Sarah’s weekend shopping sprees with her friends became less frequent. The group, once carefree spenders, now considered every purchase. Dinners out became home-cooked meals, and the latest gadgets…well, they could wait.

The uncertainty of a recession often makes consumers hesitant, especially when it comes to non-essential items. This pullback in spending can further exacerbate the economic downturn as businesses see reduced revenues.

The Housing Market

One evening, Sarah overheard a conversation at a local café. A couple discussed the challenges of selling their home in the current market.

Recessions can lead to decreased property values, making it a buyer’s market. And with many struggling to meet mortgage payments, homeowners could be forced to sell or be placed into foreclosure. It could be argued right now, that in many Australian cities there is high demand for properties, and not enough stock on the market, which could impact whether property values decline.

Small Business Challenges

The café itself, a favourite haunt for Sarah, faced its struggles and eventually had to close its doors.

Small businesses, often operating on tighter margins, can find it challenging to weather a recession. They might not have the financial reserves of larger corporations, leading to potential closures.

Credit Constraints

Dreaming of buying a new car, Sarah approached her bank for a loan.
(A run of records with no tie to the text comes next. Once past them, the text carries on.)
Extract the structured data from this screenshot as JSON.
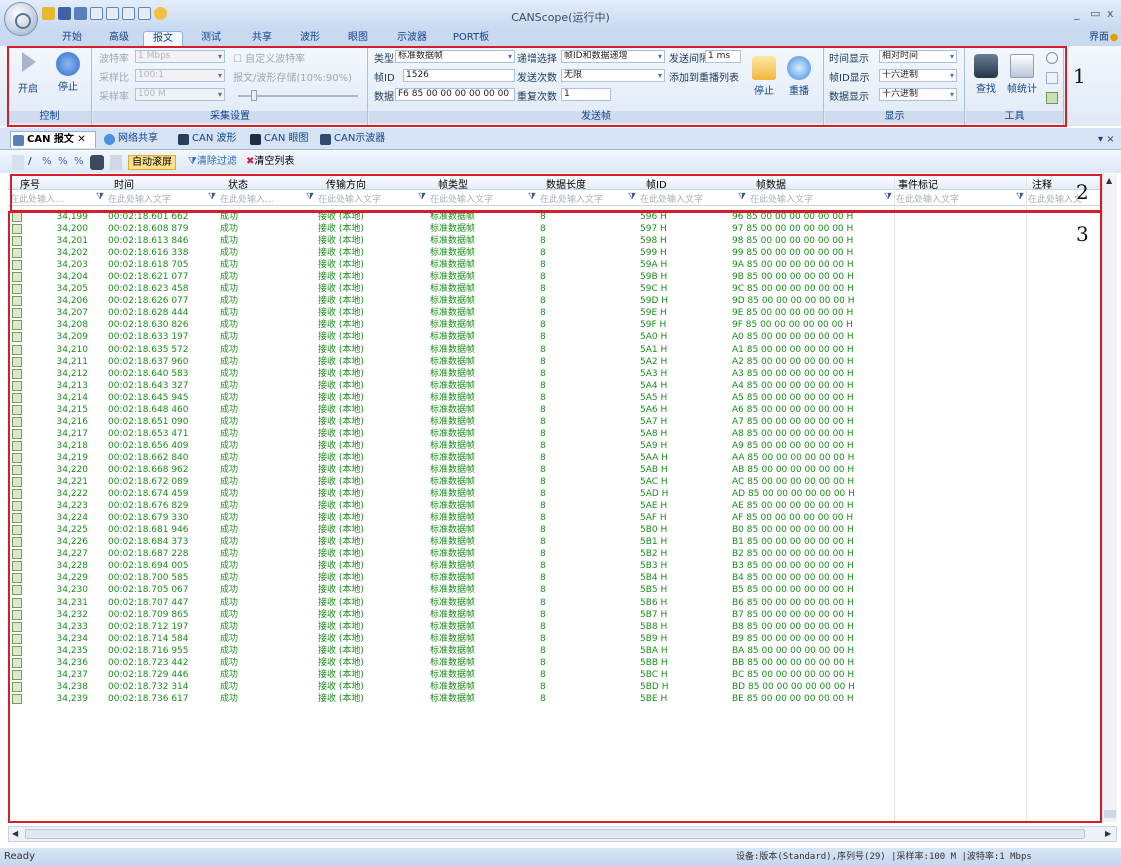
{
  "app": {
    "title": "CANScope(运行中)",
    "help": "界面"
  },
  "menu": [
    "开始",
    "高级",
    "报文",
    "测试",
    "共享",
    "波形",
    "眼图",
    "示波器",
    "PORT板"
  ],
  "ribbon": {
    "control": {
      "start": "开启",
      "stop": "停止",
      "label": "控制"
    },
    "acq": {
      "baud_label": "波特率",
      "baud_value": "1 Mbps",
      "sample_ratio_label": "采样比",
      "sample_ratio_value": "100:1",
      "sample_rate_label": "采样率",
      "sample_rate_value": "100 M",
      "custom_baud": "自定义波特率",
      "store": "报文/波形存储(10%:90%)",
      "label": "采集设置"
    },
    "send": {
      "type_label": "类型",
      "type_value": "标准数据帧",
      "id_label": "帧ID",
      "id_value": "1526",
      "data_label": "数据",
      "data_value": "F6 85 00 00 00 00 00 00",
      "inc_label": "递增选择",
      "inc_value": "帧ID和数据递增",
      "count_label": "发送次数",
      "count_value": "无限",
      "repeat_label": "重复次数",
      "repeat_value": "1",
      "interval_label": "发送间隔",
      "interval_value": "1 ms",
      "add_list": "添加到重播列表",
      "stop": "停止",
      "replay": "重播",
      "label": "发送帧"
    },
    "display": {
      "time_label": "时间显示",
      "time_value": "相对时间",
      "id_label": "帧ID显示",
      "id_value": "十六进制",
      "data_label": "数据显示",
      "data_value": "十六进制",
      "label": "显示"
    },
    "tools": {
      "find": "查找",
      "stats": "帧统计",
      "label": "工具"
    }
  },
  "doc_tabs": [
    "CAN 报文",
    "网络共享",
    "CAN 波形",
    "CAN 眼图",
    "CAN示波器"
  ],
  "toolbar2": {
    "auto_scroll": "自动滚屏",
    "clear_filter": "清除过滤",
    "clear_list": "清空列表"
  },
  "columns": [
    "序号",
    "时间",
    "状态",
    "传输方向",
    "帧类型",
    "数据长度",
    "帧ID",
    "帧数据",
    "事件标记",
    "注释"
  ],
  "filter_placeholder": "在此处输入文字",
  "filter_placeholder_short": "在此处输入...",
  "callouts": [
    "1",
    "2",
    "3"
  ],
  "rows": [
    [
      "34,199",
      "00:02:18.601 662",
      "成功",
      "接收 (本地)",
      "标准数据帧",
      "8",
      "596 H",
      "96 85 00 00 00 00 00 00 H"
    ],
    [
      "34,200",
      "00:02:18.608 879",
      "成功",
      "接收 (本地)",
      "标准数据帧",
      "8",
      "597 H",
      "97 85 00 00 00 00 00 00 H"
    ],
    [
      "34,201",
      "00:02:18.613 846",
      "成功",
      "接收 (本地)",
      "标准数据帧",
      "8",
      "598 H",
      "98 85 00 00 00 00 00 00 H"
    ],
    [
      "34,202",
      "00:02:18.616 338",
      "成功",
      "接收 (本地)",
      "标准数据帧",
      "8",
      "599 H",
      "99 85 00 00 00 00 00 00 H"
    ],
    [
      "34,203",
      "00:02:18.618 705",
      "成功",
      "接收 (本地)",
      "标准数据帧",
      "8",
      "59A H",
      "9A 85 00 00 00 00 00 00 H"
    ],
    [
      "34,204",
      "00:02:18.621 077",
      "成功",
      "接收 (本地)",
      "标准数据帧",
      "8",
      "59B H",
      "9B 85 00 00 00 00 00 00 H"
    ],
    [
      "34,205",
      "00:02:18.623 458",
      "成功",
      "接收 (本地)",
      "标准数据帧",
      "8",
      "59C H",
      "9C 85 00 00 00 00 00 00 H"
    ],
    [
      "34,206",
      "00:02:18.626 077",
      "成功",
      "接收 (本地)",
      "标准数据帧",
      "8",
      "59D H",
      "9D 85 00 00 00 00 00 00 H"
    ],
    [
      "34,207",
      "00:02:18.628 444",
      "成功",
      "接收 (本地)",
      "标准数据帧",
      "8",
      "59E H",
      "9E 85 00 00 00 00 00 00 H"
    ],
    [
      "34,208",
      "00:02:18.630 826",
      "成功",
      "接收 (本地)",
      "标准数据帧",
      "8",
      "59F H",
      "9F 85 00 00 00 00 00 00 H"
    ],
    [
      "34,209",
      "00:02:18.633 197",
      "成功",
      "接收 (本地)",
      "标准数据帧",
      "8",
      "5A0 H",
      "A0 85 00 00 00 00 00 00 H"
    ],
    [
      "34,210",
      "00:02:18.635 572",
      "成功",
      "接收 (本地)",
      "标准数据帧",
      "8",
      "5A1 H",
      "A1 85 00 00 00 00 00 00 H"
    ],
    [
      "34,211",
      "00:02:18.637 960",
      "成功",
      "接收 (本地)",
      "标准数据帧",
      "8",
      "5A2 H",
      "A2 85 00 00 00 00 00 00 H"
    ],
    [
      "34,212",
      "00:02:18.640 583",
      "成功",
      "接收 (本地)",
      "标准数据帧",
      "8",
      "5A3 H",
      "A3 85 00 00 00 00 00 00 H"
    ],
    [
      "34,213",
      "00:02:18.643 327",
      "成功",
      "接收 (本地)",
      "标准数据帧",
      "8",
      "5A4 H",
      "A4 85 00 00 00 00 00 00 H"
    ],
    [
      "34,214",
      "00:02:18.645 945",
      "成功",
      "接收 (本地)",
      "标准数据帧",
      "8",
      "5A5 H",
      "A5 85 00 00 00 00 00 00 H"
    ],
    [
      "34,215",
      "00:02:18.648 460",
      "成功",
      "接收 (本地)",
      "标准数据帧",
      "8",
      "5A6 H",
      "A6 85 00 00 00 00 00 00 H"
    ],
    [
      "34,216",
      "00:02:18.651 090",
      "成功",
      "接收 (本地)",
      "标准数据帧",
      "8",
      "5A7 H",
      "A7 85 00 00 00 00 00 00 H"
    ],
    [
      "34,217",
      "00:02:18.653 471",
      "成功",
      "接收 (本地)",
      "标准数据帧",
      "8",
      "5A8 H",
      "A8 85 00 00 00 00 00 00 H"
    ],
    [
      "34,218",
      "00:02:18.656 409",
      "成功",
      "接收 (本地)",
      "标准数据帧",
      "8",
      "5A9 H",
      "A9 85 00 00 00 00 00 00 H"
    ],
    [
      "34,219",
      "00:02:18.662 840",
      "成功",
      "接收 (本地)",
      "标准数据帧",
      "8",
      "5AA H",
      "AA 85 00 00 00 00 00 00 H"
    ],
    [
      "34,220",
      "00:02:18.668 962",
      "成功",
      "接收 (本地)",
      "标准数据帧",
      "8",
      "5AB H",
      "AB 85 00 00 00 00 00 00 H"
    ],
    [
      "34,221",
      "00:02:18.672 089",
      "成功",
      "接收 (本地)",
      "标准数据帧",
      "8",
      "5AC H",
      "AC 85 00 00 00 00 00 00 H"
    ],
    [
      "34,222",
      "00:02:18.674 459",
      "成功",
      "接收 (本地)",
      "标准数据帧",
      "8",
      "5AD H",
      "AD 85 00 00 00 00 00 00 H"
    ],
    [
      "34,223",
      "00:02:18.676 829",
      "成功",
      "接收 (本地)",
      "标准数据帧",
      "8",
      "5AE H",
      "AE 85 00 00 00 00 00 00 H"
    ],
    [
      "34,224",
      "00:02:18.679 330",
      "成功",
      "接收 (本地)",
      "标准数据帧",
      "8",
      "5AF H",
      "AF 85 00 00 00 00 00 00 H"
    ],
    [
      "34,225",
      "00:02:18.681 946",
      "成功",
      "接收 (本地)",
      "标准数据帧",
      "8",
      "5B0 H",
      "B0 85 00 00 00 00 00 00 H"
    ],
    [
      "34,226",
      "00:02:18.684 373",
      "成功",
      "接收 (本地)",
      "标准数据帧",
      "8",
      "5B1 H",
      "B1 85 00 00 00 00 00 00 H"
    ],
    [
      "34,227",
      "00:02:18.687 228",
      "成功",
      "接收 (本地)",
      "标准数据帧",
      "8",
      "5B2 H",
      "B2 85 00 00 00 00 00 00 H"
    ],
    [
      "34,228",
      "00:02:18.694 005",
      "成功",
      "接收 (本地)",
      "标准数据帧",
      "8",
      "5B3 H",
      "B3 85 00 00 00 00 00 00 H"
    ],
    [
      "34,229",
      "00:02:18.700 585",
      "成功",
      "接收 (本地)",
      "标准数据帧",
      "8",
      "5B4 H",
      "B4 85 00 00 00 00 00 00 H"
    ],
    [
      "34,230",
      "00:02:18.705 067",
      "成功",
      "接收 (本地)",
      "标准数据帧",
      "8",
      "5B5 H",
      "B5 85 00 00 00 00 00 00 H"
    ],
    [
      "34,231",
      "00:02:18.707 447",
      "成功",
      "接收 (本地)",
      "标准数据帧",
      "8",
      "5B6 H",
      "B6 85 00 00 00 00 00 00 H"
    ],
    [
      "34,232",
      "00:02:18.709 865",
      "成功",
      "接收 (本地)",
      "标准数据帧",
      "8",
      "5B7 H",
      "B7 85 00 00 00 00 00 00 H"
    ],
    [
      "34,233",
      "00:02:18.712 197",
      "成功",
      "接收 (本地)",
      "标准数据帧",
      "8",
      "5B8 H",
      "B8 85 00 00 00 00 00 00 H"
    ],
    [
      "34,234",
      "00:02:18.714 584",
      "成功",
      "接收 (本地)",
      "标准数据帧",
      "8",
      "5B9 H",
      "B9 85 00 00 00 00 00 00 H"
    ],
    [
      "34,235",
      "00:02:18.716 955",
      "成功",
      "接收 (本地)",
      "标准数据帧",
      "8",
      "5BA H",
      "BA 85 00 00 00 00 00 00 H"
    ],
    [
      "34,236",
      "00:02:18.723 442",
      "成功",
      "接收 (本地)",
      "标准数据帧",
      "8",
      "5BB H",
      "BB 85 00 00 00 00 00 00 H"
    ],
    [
      "34,237",
      "00:02:18.729 446",
      "成功",
      "接收 (本地)",
      "标准数据帧",
      "8",
      "5BC H",
      "BC 85 00 00 00 00 00 00 H"
    ],
    [
      "34,238",
      "00:02:18.732 314",
      "成功",
      "接收 (本地)",
      "标准数据帧",
      "8",
      "5BD H",
      "BD 85 00 00 00 00 00 00 H"
    ],
    [
      "34,239",
      "00:02:18.736 617",
      "成功",
      "接收 (本地)",
      "标准数据帧",
      "8",
      "5BE H",
      "BE 85 00 00 00 00 00 00 H"
    ]
  ],
  "status": {
    "left": "Ready",
    "right": "设备:版本(Standard),序列号(29) |采样率:100 M   |波特率:1 Mbps"
  },
  "colors": {
    "accent": "#15428b",
    "row_text": "#1a8c1a",
    "highlight_box": "#d41e2a"
  }
}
But she found that the criteria had become much stricter with banks tightening their purse strings.

During recessions, banks and financial institutions might become wary of lending, making it harder for consumers and businesses to access loans or credit.
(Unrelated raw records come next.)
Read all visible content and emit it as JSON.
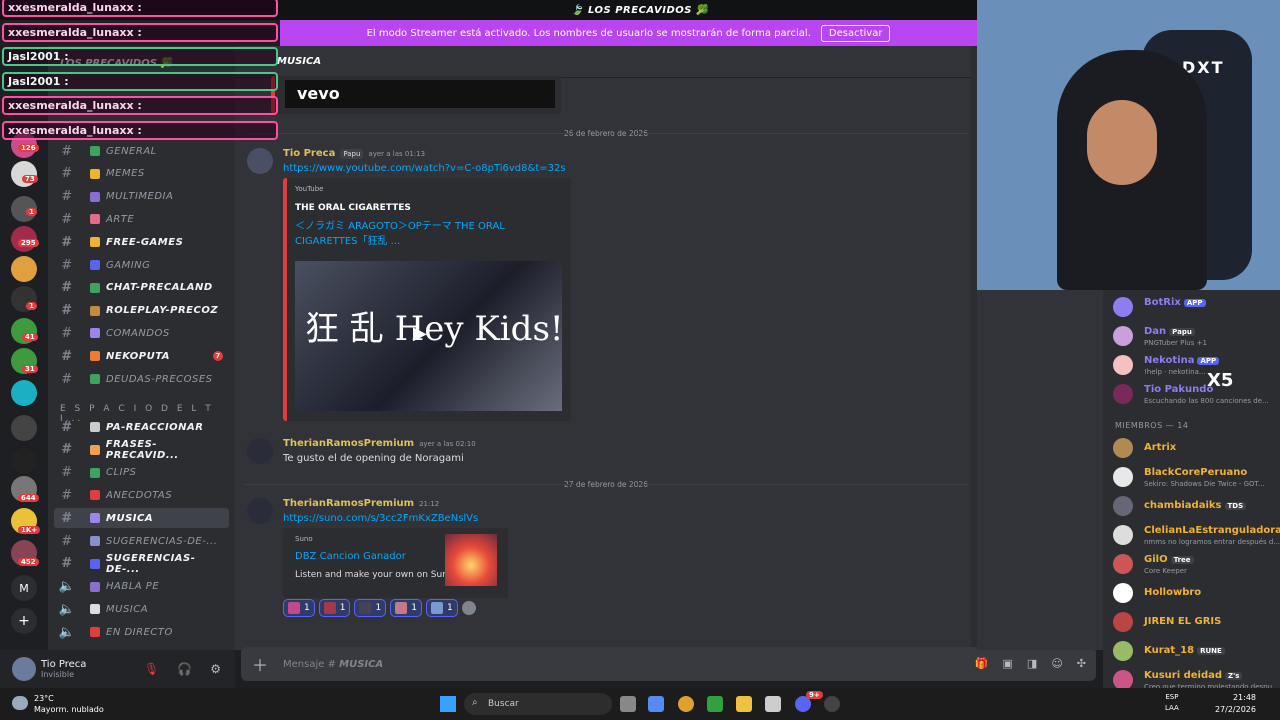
{
  "server": {
    "title": "🍃 LOS PRECAVIDOS 🥦",
    "name": "LOS PRECAVIDOS 🥦"
  },
  "streamer_banner": {
    "text": "El modo Streamer está activado. Los nombres de usuario se mostrarán de forma parcial.",
    "button": "Desactivar"
  },
  "chat_overlay": [
    {
      "user": "xxesmeralda_lunaxx :",
      "style": "pink"
    },
    {
      "user": "xxesmeralda_lunaxx :",
      "style": "pink"
    },
    {
      "user": "Jasl2001 :",
      "style": "green"
    },
    {
      "user": "Jasl2001 :",
      "style": "green"
    },
    {
      "user": "xxesmeralda_lunaxx :",
      "style": "pink"
    },
    {
      "user": "xxesmeralda_lunaxx :",
      "style": "pink"
    }
  ],
  "rail_badges": [
    "126",
    "73",
    "1",
    "295",
    "1",
    "41",
    "31",
    "644",
    "1K+",
    "452"
  ],
  "rail_letter": "M",
  "channels": [
    {
      "label": "GENERAL",
      "icon_color": "#3ba55d",
      "bold": false
    },
    {
      "label": "MEMES",
      "icon_color": "#f0b232",
      "bold": false
    },
    {
      "label": "MULTIMEDIA",
      "icon_color": "#8a6fd1",
      "bold": false
    },
    {
      "label": "ARTE",
      "icon_color": "#e86a8a",
      "bold": false
    },
    {
      "label": "FREE-GAMES",
      "icon_color": "#f0b232",
      "bold": true
    },
    {
      "label": "GAMING",
      "icon_color": "#5865f2",
      "bold": false
    },
    {
      "label": "CHAT-PRECALAND",
      "icon_color": "#3ba55d",
      "bold": true
    },
    {
      "label": "ROLEPLAY-PRECOZ",
      "icon_color": "#c58b3d",
      "bold": true
    },
    {
      "label": "COMANDOS",
      "icon_color": "#9b84ee",
      "bold": false
    },
    {
      "label": "NEKOPUTA",
      "icon_color": "#f07b32",
      "bold": true,
      "badge": "7"
    },
    {
      "label": "DEUDAS-PRECOSES",
      "icon_color": "#3ba55d",
      "bold": false
    }
  ],
  "category": "E S P A C I O D E L T I...",
  "channels2": [
    {
      "label": "PA-REACCIONAR",
      "icon_color": "#cccccc",
      "bold": true,
      "type": "text"
    },
    {
      "label": "FRASES-PRECAVID...",
      "icon_color": "#f0a050",
      "bold": true,
      "type": "text"
    },
    {
      "label": "CLIPS",
      "icon_color": "#3ba55d",
      "bold": false,
      "type": "text"
    },
    {
      "label": "ANECDOTAS",
      "icon_color": "#e23c3c",
      "bold": false,
      "type": "text"
    },
    {
      "label": "MUSICA",
      "icon_color": "#9b84ee",
      "bold": true,
      "type": "text",
      "active": true
    },
    {
      "label": "SUGERENCIAS-DE-...",
      "icon_color": "#8a8fd1",
      "bold": false,
      "type": "text"
    },
    {
      "label": "SUGERENCIAS-DE-...",
      "icon_color": "#5865f2",
      "bold": true,
      "type": "text"
    },
    {
      "label": "HABLA PE",
      "icon_color": "#8a6fd1",
      "bold": false,
      "type": "voice"
    },
    {
      "label": "MUSICA",
      "icon_color": "#dddddd",
      "bold": false,
      "type": "voice"
    },
    {
      "label": "EN DIRECTO",
      "icon_color": "#e23c3c",
      "bold": false,
      "type": "voice"
    }
  ],
  "user_panel": {
    "name": "Tio Preca",
    "status": "Invisible"
  },
  "channel_header": {
    "name": "MUSICA"
  },
  "messages": {
    "date1": "26 de febrero de 2026",
    "date2": "27 de febrero de 2026",
    "top_embed_text": "vevo",
    "m1": {
      "author": "Tio Preca",
      "tag": "Papu",
      "time": "ayer a las 01:13",
      "link": "https://www.youtube.com/watch?v=C-o8pTi6vd8&t=32s",
      "embed_provider": "YouTube",
      "embed_author": "THE ORAL CIGARETTES",
      "embed_title": "＜ノラガミ ARAGOTO＞OPテーマ THE ORAL CIGARETTES「狂乱 ...",
      "thumb_text": "狂 乱 Hey Kids!!"
    },
    "m2": {
      "author": "TherianRamosPremium",
      "time": "ayer a las 02:10",
      "text": "Te gusto el de opening de Noragami"
    },
    "m3": {
      "author": "TherianRamosPremium",
      "time": "21:12",
      "link": "https://suno.com/s/3cc2FmKxZBeNslVs",
      "embed_provider": "Suno",
      "embed_title": "DBZ Cancion Ganador",
      "embed_desc": "Listen and make your own on Suno."
    },
    "reactions": [
      "1",
      "1",
      "1",
      "1",
      "1"
    ]
  },
  "composer": {
    "placeholder_prefix": "Mensaje #",
    "channel": "MUSICA"
  },
  "members_top": [
    {
      "name": "BotRix",
      "color": "#8c7df0",
      "app": "APP",
      "sub": ""
    },
    {
      "name": "Dan",
      "color": "#8c7df0",
      "tag": "Papu",
      "sub": "PNGTuber Plus +1"
    },
    {
      "name": "Nekotina",
      "color": "#8c7df0",
      "app": "APP",
      "sub": "!help · nekotina..."
    },
    {
      "name": "Tio Pakundo",
      "color": "#8c7df0",
      "sub": "Escuchando las 800 canciones de..."
    }
  ],
  "members_header": "MIEMBROS — 14",
  "members": [
    {
      "name": "Artrix",
      "color": "#f0b232",
      "sub": ""
    },
    {
      "name": "BlackCorePeruano",
      "color": "#f0b232",
      "sub": "Sekiro: Shadows Die Twice - GOT..."
    },
    {
      "name": "chambiadaiks",
      "color": "#f0b232",
      "tag": "TDS",
      "sub": ""
    },
    {
      "name": "ClelianLaEstranguladora",
      "color": "#f0b232",
      "sub": "nmms no logramos entrar después d..."
    },
    {
      "name": "GilO",
      "color": "#f0b232",
      "tag": "Tree",
      "sub": "Core Keeper"
    },
    {
      "name": "Hollowbro",
      "color": "#f0b232",
      "sub": ""
    },
    {
      "name": "JIREN EL GRIS",
      "color": "#f0b232",
      "sub": ""
    },
    {
      "name": "Kurat_18",
      "color": "#f0b232",
      "tag": "RUNE",
      "sub": ""
    },
    {
      "name": "Kusuri deidad",
      "color": "#f0b232",
      "tag": "Z's",
      "sub": "Creo que termino molestando despu..."
    }
  ],
  "cam_text": "DXT",
  "x5": "X5",
  "taskbar": {
    "temp": "23°C",
    "weather": "Mayorm. nublado",
    "search": "Buscar",
    "lang1": "ESP",
    "lang2": "LAA",
    "time": "21:48",
    "date": "27/2/2026",
    "chrome_badge": "9+"
  }
}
Stock Market’s Unpredictability

Sarah’s parents, nearing retirement, watched as their investments fluctuated. The stock market often experiences high volatility during these times, impacting investments and retirement accounts.

For many of us, these scenarios might sound all too familiar, having lived through job uncertainties, shifts in spending habits, and market volatilities during the most recent recession triggered by the COVID-19 pandemic. But here’s the silver lining. Recessions, while challenging, also offer lessons in resilience and adaptability.

Sarah, for instance, honed her budgeting and spending management habits, networked more, and used the time from her reduced working hours to explore entrepreneurial ventures, diversifying her income sources. By understanding the intricacies of a recession, you can be better prepared to navigate its complexities, ensuring they’re in a stronger position to face economic uncertainties.